RITUAL
Viviane Alberto

O começo é um pedaço de papel com um numero escrito. Pega, olha, amassa, abre novamente, olha mais um pouco e joga na caixa. E mais pedaços de papel. Desenhos de mesa de telefone, guardanapos, embalagens que só fazem sentido ali. Tudo vai para a caixa. Abre um livro e dele tira mais coisas. Um bilhete, vários tíquetes de viagem e fotografias. Olha pra tudo com uma coisa estranha subindo do peito e estrangulando a garganta. Não, não é saudade. Nem era amor. Mas seja lá o que quer que tenha sido está subindo agora, pesado, lágrimas. Dó de rasgar aquela fotografia, mas agora já não importa mais, ela vai para a caixa.
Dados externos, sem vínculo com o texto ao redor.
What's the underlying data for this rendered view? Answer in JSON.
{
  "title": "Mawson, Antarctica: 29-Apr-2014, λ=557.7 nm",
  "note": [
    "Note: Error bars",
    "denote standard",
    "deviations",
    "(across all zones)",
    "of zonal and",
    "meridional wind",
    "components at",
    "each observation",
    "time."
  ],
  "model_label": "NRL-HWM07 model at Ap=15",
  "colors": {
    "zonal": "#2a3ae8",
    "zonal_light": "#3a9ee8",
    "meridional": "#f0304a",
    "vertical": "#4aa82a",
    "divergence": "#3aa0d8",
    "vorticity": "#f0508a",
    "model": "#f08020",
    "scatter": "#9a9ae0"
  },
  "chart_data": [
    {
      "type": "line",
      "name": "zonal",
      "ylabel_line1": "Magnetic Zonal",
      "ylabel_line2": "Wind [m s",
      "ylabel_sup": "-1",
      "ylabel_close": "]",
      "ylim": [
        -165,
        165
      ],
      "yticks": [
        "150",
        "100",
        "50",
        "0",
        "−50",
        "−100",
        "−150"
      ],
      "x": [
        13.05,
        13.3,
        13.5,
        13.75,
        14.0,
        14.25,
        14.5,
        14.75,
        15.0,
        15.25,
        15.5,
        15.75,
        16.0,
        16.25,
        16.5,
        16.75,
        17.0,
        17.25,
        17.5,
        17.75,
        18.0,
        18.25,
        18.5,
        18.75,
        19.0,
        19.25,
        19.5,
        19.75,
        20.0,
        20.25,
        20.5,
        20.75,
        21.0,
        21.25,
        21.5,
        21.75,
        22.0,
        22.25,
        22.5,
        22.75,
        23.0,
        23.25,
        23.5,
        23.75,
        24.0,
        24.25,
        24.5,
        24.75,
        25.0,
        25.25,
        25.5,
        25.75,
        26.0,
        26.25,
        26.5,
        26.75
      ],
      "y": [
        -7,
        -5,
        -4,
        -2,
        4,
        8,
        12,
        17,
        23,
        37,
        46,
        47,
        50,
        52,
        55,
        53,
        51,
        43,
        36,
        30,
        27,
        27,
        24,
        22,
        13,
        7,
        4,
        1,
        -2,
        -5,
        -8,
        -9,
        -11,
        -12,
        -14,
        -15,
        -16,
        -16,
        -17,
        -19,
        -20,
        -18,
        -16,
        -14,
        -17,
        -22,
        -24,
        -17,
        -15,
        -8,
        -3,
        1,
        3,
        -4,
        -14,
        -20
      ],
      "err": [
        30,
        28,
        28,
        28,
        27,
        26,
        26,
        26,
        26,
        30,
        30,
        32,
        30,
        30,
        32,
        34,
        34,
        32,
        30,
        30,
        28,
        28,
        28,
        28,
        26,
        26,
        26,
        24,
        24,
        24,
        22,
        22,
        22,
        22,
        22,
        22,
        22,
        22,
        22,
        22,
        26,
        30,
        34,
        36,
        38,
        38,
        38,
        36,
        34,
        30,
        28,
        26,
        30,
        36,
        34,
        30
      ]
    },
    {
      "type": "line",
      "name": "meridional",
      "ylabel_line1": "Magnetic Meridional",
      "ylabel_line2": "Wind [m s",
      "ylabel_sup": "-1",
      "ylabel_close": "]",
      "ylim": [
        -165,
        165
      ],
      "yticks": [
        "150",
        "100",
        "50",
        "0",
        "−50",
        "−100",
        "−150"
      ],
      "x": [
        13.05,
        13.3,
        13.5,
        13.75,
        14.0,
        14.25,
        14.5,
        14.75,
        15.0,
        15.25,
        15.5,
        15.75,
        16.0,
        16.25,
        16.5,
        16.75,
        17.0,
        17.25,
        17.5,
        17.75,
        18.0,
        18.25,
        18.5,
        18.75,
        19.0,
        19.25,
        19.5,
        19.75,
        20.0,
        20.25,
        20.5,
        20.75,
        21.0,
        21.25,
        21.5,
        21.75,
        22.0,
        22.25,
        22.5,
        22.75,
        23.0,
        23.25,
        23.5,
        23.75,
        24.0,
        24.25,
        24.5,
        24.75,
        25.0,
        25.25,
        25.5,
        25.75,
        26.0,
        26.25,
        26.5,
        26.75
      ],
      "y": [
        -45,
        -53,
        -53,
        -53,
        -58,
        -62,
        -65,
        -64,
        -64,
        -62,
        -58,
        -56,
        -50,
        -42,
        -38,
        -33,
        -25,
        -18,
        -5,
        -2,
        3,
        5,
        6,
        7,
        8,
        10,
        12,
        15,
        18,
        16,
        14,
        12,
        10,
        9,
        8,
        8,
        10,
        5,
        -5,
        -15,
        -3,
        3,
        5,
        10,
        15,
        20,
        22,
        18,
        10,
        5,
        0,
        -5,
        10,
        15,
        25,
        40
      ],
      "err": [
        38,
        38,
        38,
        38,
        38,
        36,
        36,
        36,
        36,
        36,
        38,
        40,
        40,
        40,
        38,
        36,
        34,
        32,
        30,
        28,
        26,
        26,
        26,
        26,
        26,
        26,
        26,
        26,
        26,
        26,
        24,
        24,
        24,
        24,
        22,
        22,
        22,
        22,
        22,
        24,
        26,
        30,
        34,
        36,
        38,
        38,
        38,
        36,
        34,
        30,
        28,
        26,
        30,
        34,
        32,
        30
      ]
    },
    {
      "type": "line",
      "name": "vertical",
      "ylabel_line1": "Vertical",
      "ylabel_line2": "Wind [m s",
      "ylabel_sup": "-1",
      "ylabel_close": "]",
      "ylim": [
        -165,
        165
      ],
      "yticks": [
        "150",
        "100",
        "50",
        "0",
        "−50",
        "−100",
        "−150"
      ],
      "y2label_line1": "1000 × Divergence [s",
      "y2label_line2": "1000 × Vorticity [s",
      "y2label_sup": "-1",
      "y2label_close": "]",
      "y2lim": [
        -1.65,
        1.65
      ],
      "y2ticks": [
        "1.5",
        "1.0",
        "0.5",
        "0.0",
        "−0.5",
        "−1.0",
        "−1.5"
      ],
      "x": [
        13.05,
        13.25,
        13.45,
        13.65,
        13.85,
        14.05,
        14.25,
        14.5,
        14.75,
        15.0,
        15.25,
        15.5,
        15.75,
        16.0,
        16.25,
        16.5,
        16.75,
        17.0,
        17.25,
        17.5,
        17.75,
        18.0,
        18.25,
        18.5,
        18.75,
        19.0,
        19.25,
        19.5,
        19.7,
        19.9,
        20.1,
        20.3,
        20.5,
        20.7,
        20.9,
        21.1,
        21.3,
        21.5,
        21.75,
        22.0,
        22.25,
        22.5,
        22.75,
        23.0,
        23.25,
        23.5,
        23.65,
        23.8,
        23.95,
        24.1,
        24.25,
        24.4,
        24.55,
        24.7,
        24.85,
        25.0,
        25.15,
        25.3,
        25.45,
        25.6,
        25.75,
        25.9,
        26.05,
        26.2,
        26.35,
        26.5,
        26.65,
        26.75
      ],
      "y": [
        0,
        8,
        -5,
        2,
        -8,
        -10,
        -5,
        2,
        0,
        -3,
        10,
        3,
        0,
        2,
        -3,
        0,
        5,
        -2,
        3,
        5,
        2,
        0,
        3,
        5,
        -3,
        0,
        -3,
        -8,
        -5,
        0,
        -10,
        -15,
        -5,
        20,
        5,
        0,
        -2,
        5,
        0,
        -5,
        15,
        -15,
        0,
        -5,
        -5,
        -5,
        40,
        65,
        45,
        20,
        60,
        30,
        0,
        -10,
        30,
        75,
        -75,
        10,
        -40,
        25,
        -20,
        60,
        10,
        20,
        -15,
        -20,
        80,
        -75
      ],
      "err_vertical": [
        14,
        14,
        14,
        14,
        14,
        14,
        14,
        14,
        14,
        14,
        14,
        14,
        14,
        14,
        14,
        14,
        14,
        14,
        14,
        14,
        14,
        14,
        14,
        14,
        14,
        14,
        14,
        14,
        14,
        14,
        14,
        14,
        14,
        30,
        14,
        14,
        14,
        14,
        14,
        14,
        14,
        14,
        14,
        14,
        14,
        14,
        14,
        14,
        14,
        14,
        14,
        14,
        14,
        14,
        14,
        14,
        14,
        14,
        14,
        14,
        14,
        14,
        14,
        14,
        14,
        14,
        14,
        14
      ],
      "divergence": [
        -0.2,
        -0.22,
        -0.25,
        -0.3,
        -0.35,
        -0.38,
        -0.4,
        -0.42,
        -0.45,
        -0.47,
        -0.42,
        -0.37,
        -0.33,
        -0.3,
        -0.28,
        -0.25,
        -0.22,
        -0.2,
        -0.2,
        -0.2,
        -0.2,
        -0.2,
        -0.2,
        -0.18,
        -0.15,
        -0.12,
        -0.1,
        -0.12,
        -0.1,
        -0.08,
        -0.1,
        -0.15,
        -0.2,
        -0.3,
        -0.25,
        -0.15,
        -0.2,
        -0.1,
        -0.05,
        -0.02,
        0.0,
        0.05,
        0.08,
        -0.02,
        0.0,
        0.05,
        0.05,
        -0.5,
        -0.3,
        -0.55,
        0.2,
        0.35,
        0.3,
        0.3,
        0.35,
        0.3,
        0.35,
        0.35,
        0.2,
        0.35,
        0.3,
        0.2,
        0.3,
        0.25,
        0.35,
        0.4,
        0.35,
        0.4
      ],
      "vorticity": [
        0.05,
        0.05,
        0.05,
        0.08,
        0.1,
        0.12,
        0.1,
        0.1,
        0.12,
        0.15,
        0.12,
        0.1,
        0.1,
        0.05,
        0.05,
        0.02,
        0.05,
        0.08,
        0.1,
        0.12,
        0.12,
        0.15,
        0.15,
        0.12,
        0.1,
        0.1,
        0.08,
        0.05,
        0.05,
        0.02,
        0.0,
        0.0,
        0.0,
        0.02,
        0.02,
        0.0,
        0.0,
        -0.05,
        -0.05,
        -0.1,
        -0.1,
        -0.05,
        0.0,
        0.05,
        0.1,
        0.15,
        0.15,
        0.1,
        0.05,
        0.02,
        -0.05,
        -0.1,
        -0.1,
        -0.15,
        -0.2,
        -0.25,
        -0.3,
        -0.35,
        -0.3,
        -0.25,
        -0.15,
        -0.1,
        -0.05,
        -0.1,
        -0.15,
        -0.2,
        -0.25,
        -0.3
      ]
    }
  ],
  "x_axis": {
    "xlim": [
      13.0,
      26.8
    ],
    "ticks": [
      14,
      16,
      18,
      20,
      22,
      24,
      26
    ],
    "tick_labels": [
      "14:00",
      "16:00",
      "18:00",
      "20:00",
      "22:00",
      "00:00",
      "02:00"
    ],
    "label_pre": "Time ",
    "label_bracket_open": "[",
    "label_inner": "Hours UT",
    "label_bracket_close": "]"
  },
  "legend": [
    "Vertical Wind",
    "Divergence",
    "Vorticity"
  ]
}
Se fosse só aquilo ali teria sido infinitamente mais fácil. Se não houvesse uma história por trás de cada rabisco guardado nos livros e na memória. O que é tangível hoje está indo para a caixa; o que não era, o tempo gastou. Macerou, esmagou. Sumiu. E o engraçado é que não deu pra perceber quando aconteceu. Dia vindo, dias indo e de repente já não era mais. Era futuro, tinha chegado o outro dia. E já não machuca mais o nome, notícias. E assim tudo pode ir para uma caixa, que se enche desse passado, transborda. 

No quintal, uma fagulha transforma tudo numa chama alaranjada, que estala. A fumaça densa se forma e se eleva, dançando ao meio dia ou quase isso. E eu te liberto, meu fantasma particular, para ganhar o mundo. Um mundo que na verdade sempre foi sua casa, mas eu ainda não tinha percebido.